The posting of my photos of the beautiful and remote Linzhi Dzong aroused lot of interest among my readers, including myself. So I did a little research into its historical background and came up with the following.
If some readers have more information, please share with me so that I may update this post.
Chögyal Minjur Tenpa was appointed the third Druk Desi from 1667 to 1680. Of the many wars Bhutan fought with Tibet, two of them took place during his reign; first in 1667 and the second one in 1676 which lasted until 1678.
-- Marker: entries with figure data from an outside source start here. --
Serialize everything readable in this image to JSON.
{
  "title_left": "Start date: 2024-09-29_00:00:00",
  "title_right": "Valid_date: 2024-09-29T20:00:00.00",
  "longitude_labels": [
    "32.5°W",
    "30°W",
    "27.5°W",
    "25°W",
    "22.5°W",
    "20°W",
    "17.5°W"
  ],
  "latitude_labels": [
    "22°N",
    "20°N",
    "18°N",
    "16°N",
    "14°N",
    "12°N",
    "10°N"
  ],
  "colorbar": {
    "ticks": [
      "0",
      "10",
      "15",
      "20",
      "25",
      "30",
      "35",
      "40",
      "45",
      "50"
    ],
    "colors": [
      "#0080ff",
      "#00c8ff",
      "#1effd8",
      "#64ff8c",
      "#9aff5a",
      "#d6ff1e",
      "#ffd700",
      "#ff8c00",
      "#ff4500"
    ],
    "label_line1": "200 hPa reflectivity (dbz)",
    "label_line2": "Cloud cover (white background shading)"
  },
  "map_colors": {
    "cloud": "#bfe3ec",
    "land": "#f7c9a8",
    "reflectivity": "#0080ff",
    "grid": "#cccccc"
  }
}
Lingzhi Dzong was constructed by Chögyal Minjur Tenpa in 1668 - to celebrate Bhutan’s victory over the Tibetans in the war of 1667. He named the Dzong as Lingzhi Yügyal Dzong. This Dzong is not to be confused with an older Dzong called Lingzhi Jagö Dzong which is located at Gungyül village about 4 hours walk from the main Lingzhi village towards Chebisa. Jagö Dzong is not a Dzong in the conventional sense but rather a temple constructed into the face of a huge cliff that rises steeply behind Gungyül village. Photo below.
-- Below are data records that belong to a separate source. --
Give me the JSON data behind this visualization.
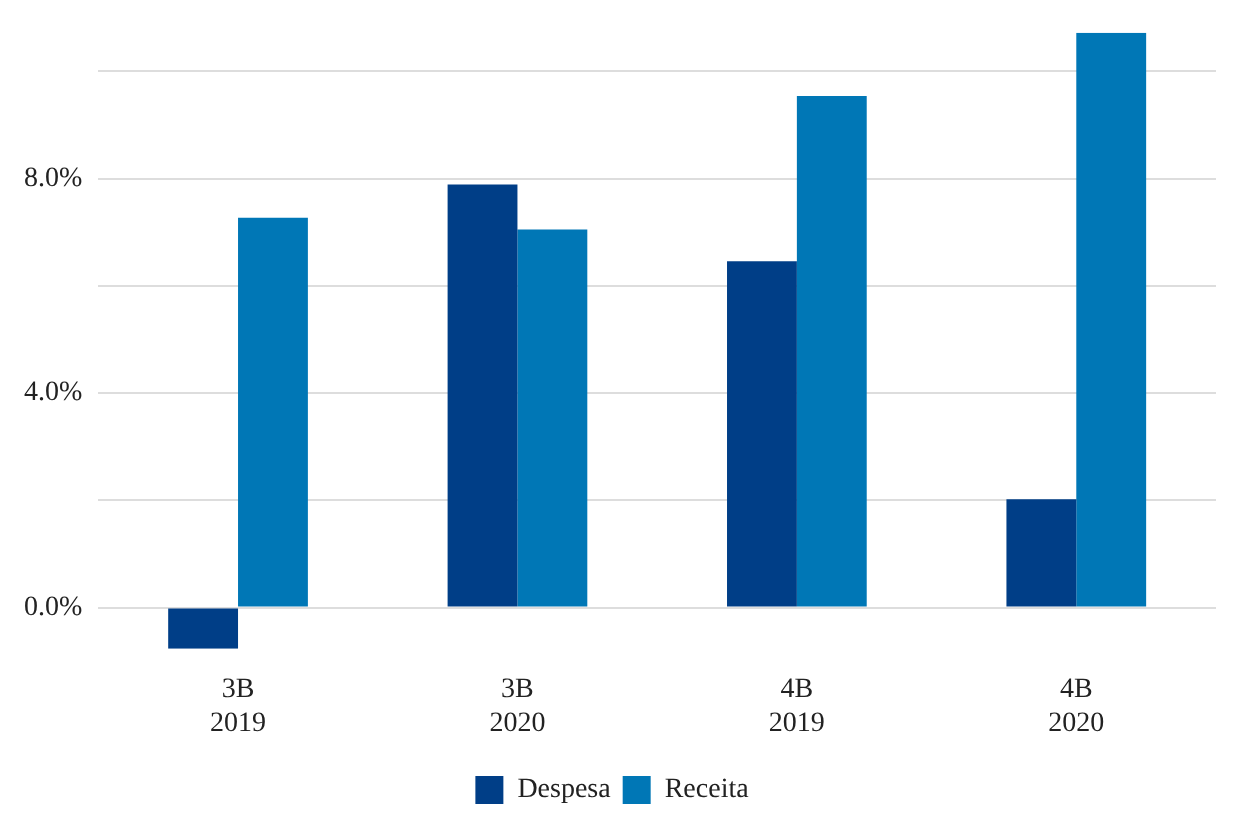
{
  "chart_data": {
    "type": "bar",
    "categories": [
      "3B\n2019",
      "3B\n2020",
      "4B\n2019",
      "4B\n2020"
    ],
    "series": [
      {
        "name": "Despesa",
        "color": "#003e87",
        "values": [
          -0.77,
          7.89,
          6.46,
          2.02
        ]
      },
      {
        "name": "Receita",
        "color": "#0077b6",
        "values": [
          7.27,
          7.05,
          9.54,
          10.72
        ]
      }
    ],
    "ylim": [
      -0.77,
      10.72
    ],
    "yticks": [
      {
        "value": 0,
        "label": "0.0%"
      },
      {
        "value": 2,
        "label": null
      },
      {
        "value": 4,
        "label": "4.0%"
      },
      {
        "value": 6,
        "label": null
      },
      {
        "value": 8,
        "label": "8.0%"
      },
      {
        "value": 10,
        "label": null
      }
    ],
    "grid": "y",
    "legend": "bottom"
  }
}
In the modern times, the term “Dzong” has come to be identified with huge building structures that house the district administration and the monk body. However, when the word was originally coined, it did not always refer to a built-up structure. When references are made to “Dzongs” or “Phodrangs” in the ancient text books and scriptures, it could mean anything - a stone boulder, a cave, a temple, a cliff, a place of meditation etc. Thus, if you go to Singye Dzong in Lhuntse, you will be told of many Dzongs as Nges that are nothing more than caves and stones. Even the main structure that is referred to as the Singye Dzong, it is nothing more than a small temple.
Lingzhi Jagö Dzong finds mention in the Namthar (biography) of Phajo Drugom Zhigpo. He was a well-known and highly revered lama of the Drukpa Kagyu lineage who came to Bhutan from Ralung in Tibet. He lived during the period 1208-1276. Thus, it is interesting to note that the Lingzhi Jagö Dzong is over 400 years older than the Lingzhi Yügyal Dzong which was built in 1668.
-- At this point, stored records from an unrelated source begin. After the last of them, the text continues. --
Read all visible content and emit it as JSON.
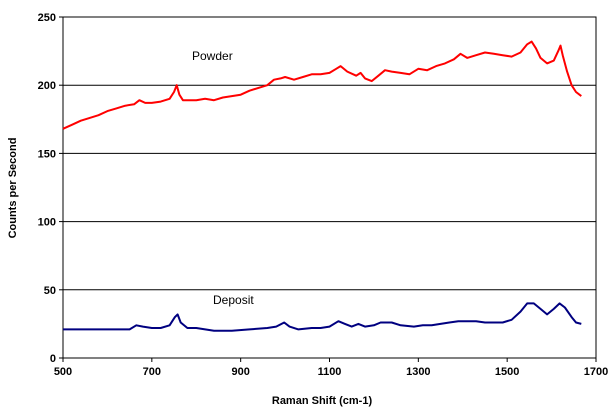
{
  "chart_data": {
    "type": "line",
    "title": "",
    "xlabel": "Raman Shift (cm-1)",
    "ylabel": "Counts per Second",
    "xlim": [
      500,
      1700
    ],
    "ylim": [
      0,
      250
    ],
    "x_ticks": [
      500,
      700,
      900,
      1100,
      1300,
      1500,
      1700
    ],
    "y_ticks": [
      0,
      50,
      100,
      150,
      200,
      250
    ],
    "grid": "horizontal",
    "legend": "none",
    "series": [
      {
        "name": "Powder",
        "color": "#ff0000",
        "points": [
          [
            500,
            168
          ],
          [
            520,
            171
          ],
          [
            540,
            174
          ],
          [
            560,
            176
          ],
          [
            580,
            178
          ],
          [
            600,
            181
          ],
          [
            620,
            183
          ],
          [
            640,
            185
          ],
          [
            660,
            186
          ],
          [
            672,
            189
          ],
          [
            685,
            187
          ],
          [
            700,
            187
          ],
          [
            720,
            188
          ],
          [
            740,
            190
          ],
          [
            750,
            195
          ],
          [
            756,
            200
          ],
          [
            762,
            193
          ],
          [
            770,
            189
          ],
          [
            800,
            189
          ],
          [
            820,
            190
          ],
          [
            840,
            189
          ],
          [
            860,
            191
          ],
          [
            880,
            192
          ],
          [
            900,
            193
          ],
          [
            920,
            196
          ],
          [
            940,
            198
          ],
          [
            960,
            200
          ],
          [
            975,
            204
          ],
          [
            990,
            205
          ],
          [
            1000,
            206
          ],
          [
            1020,
            204
          ],
          [
            1040,
            206
          ],
          [
            1060,
            208
          ],
          [
            1080,
            208
          ],
          [
            1100,
            209
          ],
          [
            1115,
            212
          ],
          [
            1125,
            214
          ],
          [
            1140,
            210
          ],
          [
            1160,
            207
          ],
          [
            1170,
            209
          ],
          [
            1180,
            205
          ],
          [
            1195,
            203
          ],
          [
            1210,
            207
          ],
          [
            1225,
            211
          ],
          [
            1240,
            210
          ],
          [
            1260,
            209
          ],
          [
            1280,
            208
          ],
          [
            1300,
            212
          ],
          [
            1320,
            211
          ],
          [
            1340,
            214
          ],
          [
            1360,
            216
          ],
          [
            1380,
            219
          ],
          [
            1395,
            223
          ],
          [
            1410,
            220
          ],
          [
            1430,
            222
          ],
          [
            1450,
            224
          ],
          [
            1470,
            223
          ],
          [
            1490,
            222
          ],
          [
            1510,
            221
          ],
          [
            1530,
            224
          ],
          [
            1545,
            230
          ],
          [
            1555,
            232
          ],
          [
            1565,
            227
          ],
          [
            1575,
            220
          ],
          [
            1590,
            216
          ],
          [
            1605,
            218
          ],
          [
            1615,
            225
          ],
          [
            1620,
            229
          ],
          [
            1625,
            222
          ],
          [
            1635,
            210
          ],
          [
            1645,
            200
          ],
          [
            1655,
            195
          ],
          [
            1667,
            192
          ]
        ]
      },
      {
        "name": "Deposit",
        "color": "#000080",
        "points": [
          [
            500,
            21
          ],
          [
            550,
            21
          ],
          [
            600,
            21
          ],
          [
            650,
            21
          ],
          [
            665,
            24
          ],
          [
            680,
            23
          ],
          [
            700,
            22
          ],
          [
            720,
            22
          ],
          [
            740,
            24
          ],
          [
            752,
            30
          ],
          [
            758,
            32
          ],
          [
            765,
            26
          ],
          [
            780,
            22
          ],
          [
            800,
            22
          ],
          [
            840,
            20
          ],
          [
            880,
            20
          ],
          [
            920,
            21
          ],
          [
            960,
            22
          ],
          [
            980,
            23
          ],
          [
            998,
            26
          ],
          [
            1010,
            23
          ],
          [
            1030,
            21
          ],
          [
            1060,
            22
          ],
          [
            1080,
            22
          ],
          [
            1100,
            23
          ],
          [
            1120,
            27
          ],
          [
            1135,
            25
          ],
          [
            1150,
            23
          ],
          [
            1165,
            25
          ],
          [
            1180,
            23
          ],
          [
            1200,
            24
          ],
          [
            1215,
            26
          ],
          [
            1240,
            26
          ],
          [
            1260,
            24
          ],
          [
            1290,
            23
          ],
          [
            1310,
            24
          ],
          [
            1330,
            24
          ],
          [
            1350,
            25
          ],
          [
            1370,
            26
          ],
          [
            1390,
            27
          ],
          [
            1410,
            27
          ],
          [
            1430,
            27
          ],
          [
            1450,
            26
          ],
          [
            1470,
            26
          ],
          [
            1490,
            26
          ],
          [
            1510,
            28
          ],
          [
            1530,
            34
          ],
          [
            1545,
            40
          ],
          [
            1560,
            40
          ],
          [
            1575,
            36
          ],
          [
            1590,
            32
          ],
          [
            1605,
            36
          ],
          [
            1618,
            40
          ],
          [
            1630,
            37
          ],
          [
            1645,
            30
          ],
          [
            1655,
            26
          ],
          [
            1667,
            25
          ]
        ]
      }
    ]
  }
}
The catastrophic earthquake of June 12, 1897 which measured 8.7 on the Richter scale damaged Lingzhi Yügyal Dzong, as it did the Dzongs of Punakha, Wangdue, Trongsa, Jakar and the Utse of Tashichho Dzong. It was rebuilt and served as the main defensive fortress to guard the northern borders with Tibet.
Currently, Lingzhi Yügyal Dzong houses about 30 monks headed by a Lam Neten. It is under the administrative control of Thimphu Dzongkhag.
Readers will be happy to know that there is a project that is underway to renovate the old Dzong. I am thrilled about this fact - this is what I have always supported - the renovation and maintenance of the old Dzongs and temples, instead of building new ones. In spite of modern techniques of construction and material, the beauty, the symmetry and the proportions of the old structures are far superior to the new Dzongs and temples being constructed around the country.
Thimphu Dzongdah informs me that Lingzhi Dzong is battered by strong winds during the winter months. As a result, it is customary for the Dzong’s wooden shingles and stone boulders that weigh them down, to be removed every winter and stacked them up on the ground below. The Dzong is reroofed every summer when the wind is not as strong. If this is not done, he tells me that the whole roof, including the wooden trusses would be lifted off and blown away. This corroborates nicely with my contention (in my earlier posts on the Ngele-La Pass and Lingzhi Dzong) that the stone pebbles on Ngele-La pass and the mountain sides of Lingzhi were deposited there by the strong winds that batter the area.
NOTE ON THE TERM “DRUK DESI”
“Druk Desi” was the title given to the secular rulers of ancient Bhutan under the dual system of governance that existed during those days. Under that system, government authority was divided among secular and religious administrations, both of which were unified under a single leader - Shabdrung Ngawang Namgyal. While the post of the Druk Desi has long been abolished, the ancient practice of the Je Khenpo heading the religious affairs still remain to this day.